Recently I had to rewrite a repository that slowed down the CI pipeline due to some huge movies committed. In later commits those movies where removed again, but in Git they still exist and cause big slow repositories. In the past I have also committed some credential that I had to remove. Trust me, we have all been there. To get the files removed, I started with the
git filter-branch approach I am used to for years. Then I noticed following message.
$ git filter-branch --index-filter 'git rm --cached --ignore-unmatch my-huge-video.mp4' HEAD
Although the Git cli is giving us this warning there is not so much written on
git-filter-repoyet. Also the documentation on Github is still referring to
filter-branch. A reason for me to write and bring awareness of this tool.

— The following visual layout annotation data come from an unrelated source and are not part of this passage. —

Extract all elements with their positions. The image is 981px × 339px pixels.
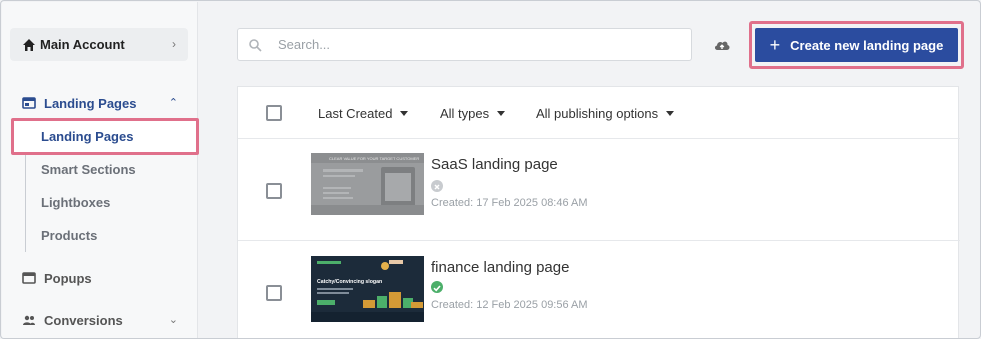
account-label: Main Account bbox=[40, 37, 125, 52]
people-icon bbox=[23, 315, 35, 325]
subnav-landing-pages[interactable]: Landing Pages bbox=[41, 129, 133, 144]
type-filter-label: All types bbox=[440, 106, 490, 121]
table-row[interactable]: Catchy/Convincing slogan finance landing… bbox=[238, 242, 960, 338]
search-box bbox=[237, 28, 692, 61]
subnav-products[interactable]: Products bbox=[41, 228, 97, 243]
nav-conversions-label: Conversions bbox=[44, 312, 123, 328]
landing-pages-list: Last Created All types All publishing op… bbox=[237, 86, 960, 338]
search-input[interactable] bbox=[278, 37, 658, 52]
page-title[interactable]: SaaS landing page bbox=[431, 156, 558, 173]
popup-icon bbox=[22, 272, 36, 284]
chevron-down-icon: ⌄ bbox=[168, 314, 178, 326]
sort-dropdown[interactable]: Last Created bbox=[318, 106, 409, 121]
unpublished-status-icon bbox=[431, 180, 443, 192]
sort-dropdown-label: Last Created bbox=[318, 106, 393, 121]
chevron-up-icon: ⌃ bbox=[168, 97, 178, 109]
page-thumbnail[interactable]: CLEAR VALUE FOR YOUR TARGET CUSTOMER bbox=[311, 153, 424, 215]
page-title[interactable]: finance landing page bbox=[431, 259, 569, 276]
chevron-right-icon: › bbox=[172, 37, 176, 51]
select-all-checkbox[interactable] bbox=[266, 105, 282, 121]
list-toolbar: Last Created All types All publishing op… bbox=[238, 87, 960, 139]
nav-popups[interactable]: Popups bbox=[10, 263, 188, 293]
caret-down-icon bbox=[400, 111, 409, 116]
caret-down-icon bbox=[666, 111, 675, 116]
nav-popups-label: Popups bbox=[44, 270, 92, 286]
created-date: Created: 12 Feb 2025 09:56 AM bbox=[431, 299, 588, 311]
publishing-filter-label: All publishing options bbox=[536, 106, 659, 121]
app-window: Main Account › Landing Pages ⌃ Landing P… bbox=[0, 0, 981, 339]
nav-landing-pages[interactable]: Landing Pages ⌃ bbox=[10, 88, 188, 118]
row-checkbox[interactable] bbox=[266, 285, 282, 301]
plus-icon: + bbox=[769, 35, 781, 55]
create-landing-page-label: Create new landing page bbox=[790, 37, 944, 53]
nav-landing-pages-label: Landing Pages bbox=[44, 95, 137, 111]
subnav-lightboxes[interactable]: Lightboxes bbox=[41, 195, 110, 210]
thumbnail-headline: Catchy/Convincing slogan bbox=[317, 279, 382, 285]
nav-conversions[interactable]: Conversions ⌄ bbox=[10, 305, 188, 335]
account-switcher[interactable]: Main Account › bbox=[10, 28, 188, 61]
search-icon bbox=[249, 38, 262, 52]
home-icon bbox=[23, 38, 35, 51]
publishing-filter-dropdown[interactable]: All publishing options bbox=[536, 106, 675, 121]
thumbnail-headline: CLEAR VALUE FOR YOUR TARGET CUSTOMER bbox=[329, 156, 419, 161]
page-thumbnail[interactable]: Catchy/Convincing slogan bbox=[311, 256, 424, 322]
type-filter-dropdown[interactable]: All types bbox=[440, 106, 506, 121]
sidebar: Main Account › Landing Pages ⌃ Landing P… bbox=[2, 2, 199, 338]
created-date: Created: 17 Feb 2025 08:46 AM bbox=[431, 197, 588, 209]
caret-down-icon bbox=[497, 111, 506, 116]
create-landing-page-button[interactable]: + Create new landing page bbox=[755, 28, 958, 62]
published-status-icon bbox=[431, 281, 443, 293]
row-checkbox[interactable] bbox=[266, 183, 282, 199]
table-row[interactable]: CLEAR VALUE FOR YOUR TARGET CUSTOMER Saa… bbox=[238, 139, 960, 241]
cloud-upload-icon[interactable] bbox=[713, 37, 731, 53]
subnav-smart-sections[interactable]: Smart Sections bbox=[41, 162, 136, 177]
landing-pages-icon bbox=[22, 97, 36, 109]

After reading a bit on git-filter-repo I figured it is there for trivial rewriting usecases like removing a file entirely from history. This simplifies how you can remove a file entirely from your repository as you will have a simpler command at your fingertips as well you won’t have to run things like BFG for the final cleanups on the remote. For other usecases you can still use the more advanced features of
git filter-branch, but for simple rewrites
git-filter-repo is the recommended way of handling these kind of things today.
So how do we get started? We will first have to install
git-filter-repo. This is as simple as running your package manager install command according to the documentation. Below how I did this on my Macbook utilizing Homebrew.
brew install git-filter-repo
Now with the tooling installed I simply started over my process of removing the files entirely from the repository. But before showing this specific step in the process I want to guide you through the process from the beginning.
I’m not responsible for any mistakes or loss of data when performing this process on your own. To become a master at any skill, it takes the total effort of your: heart, mind, and soul.
We start by cloning the repository using the
--mirror option which takes care of pulling all branch information etc. locally.
--mirrordoes not give you a workspace to work locally.
$ git clone --mirror firstname.lastname@example.org:marcofranssen/my-repo-to-be-rewritten.git
Next up I want to find the files that have been deleted in the past as I don’t remember all of them. With the following command I can easily find which files have been removed in previous commits.
$ git log --diff-filter=D --summary
What we can see from above output is that I removed a
.env file that apperantly contained some credentials, and I have removed some processed video’s from the repository. There was also a file renamed, but that is all fine. So now we know which files to remove we can start utilizing
$ git filter-repo --invert-paths --path .env
Now we have fully rewritten our repository and got rid of the files we accidentally committed. Now there are 2 steps left. Pushing the repository and informing your teammember to make a fresh clone of the repository.
Yes this time it will be fast as the big files are gone!
git push --no-verify --mirror
You can ignore the deny updating a hidden ref messages. Those are related to Github Pull Requests. If you check the repository on Github you will figure the new history is on Github and when cloning you will notice it clones much faster due to the huge files being removed entirely.
To make things a bit easier I have also added an alias to my
.gitconfig which allows me to easily find removed files from my Git history using a simpler commandline that is easier to remember.
git config --global alias.deleted "log --diff-filter=D --summary"
This allows me to type
git deleted as opposed to
git log --diff-filter=D --summary.
You can find my entire
.gitconfig, containing a whole bunch of aliases in my dotfiles Github repository. These aliases save me a lot of typing and speed up my development process.
Thanks a lot for reading my blog. Please raise some awereness about this feature so others also have a less error prone way to cleanup their Git history.